Code for the paper Practical Lossless Compression with Latent Variables using Bits Back Coding, appearing at ICLR 2019.
Overview of the code
The low level rANS encoding and decoding functions are in rans.py. Higher level functions for encoding and decoding according to various distributions, including using BB-ANS coding and more specialised BB-ANS VAE coding, are in util.py.

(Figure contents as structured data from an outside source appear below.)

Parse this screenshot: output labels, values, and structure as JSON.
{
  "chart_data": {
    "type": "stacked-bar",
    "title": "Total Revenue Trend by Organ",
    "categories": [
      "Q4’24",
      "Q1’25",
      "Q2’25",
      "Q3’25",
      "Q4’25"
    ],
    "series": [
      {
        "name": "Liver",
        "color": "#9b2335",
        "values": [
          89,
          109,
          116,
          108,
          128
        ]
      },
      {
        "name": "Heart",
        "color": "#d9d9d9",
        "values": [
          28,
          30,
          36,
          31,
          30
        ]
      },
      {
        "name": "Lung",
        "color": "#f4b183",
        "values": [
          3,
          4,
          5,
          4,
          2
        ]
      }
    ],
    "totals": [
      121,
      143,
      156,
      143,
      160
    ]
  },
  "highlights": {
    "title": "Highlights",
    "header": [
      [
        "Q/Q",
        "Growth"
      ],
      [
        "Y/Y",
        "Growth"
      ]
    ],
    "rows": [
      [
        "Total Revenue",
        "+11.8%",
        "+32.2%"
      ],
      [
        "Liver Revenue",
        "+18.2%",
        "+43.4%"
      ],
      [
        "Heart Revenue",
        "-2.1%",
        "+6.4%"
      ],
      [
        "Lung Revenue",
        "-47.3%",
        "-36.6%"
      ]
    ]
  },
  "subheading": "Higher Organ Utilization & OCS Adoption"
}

Scripts relating specifically to VAE learning and compression are in the torch_vae subdirectory. We have implemented two models, one for binarized MNIST digits and one for raw (non-binarized) digits. The script torch_vae/torch_bin_mnist_compress.py compresses the binarized MNIST dataset using the learned VAE, torch_vae/torch_mnist_compress.py compresses raw MNIST. Pre-learned parameters for both models are in torch_vae/saved_params. The parameters were learned using the torch_vae/tvae_binary.py and torch_vae/tvae_beta_binomial.py scripts respectively.
The benchmark_compressors.py script measures the compression rate of various commonly used lossless compression algorithms, including those quoted in our paper. In order to run the benchmarks for the Imagenet 64x64 dataset, you will need to download and unzip the dataset into the directory data/imagenet.
To run the tests, run pytest from the root dir. Scripts in the
pytorch_vae directory must be run from the root dir using
python -m torch_vae.[name_of_module] # Without .py at the end.
Core: Python 3, Numpy, Scipy
VAE Compression: Pytorch
Compression benchmarks: Pillow
Please notify us if we've missed something.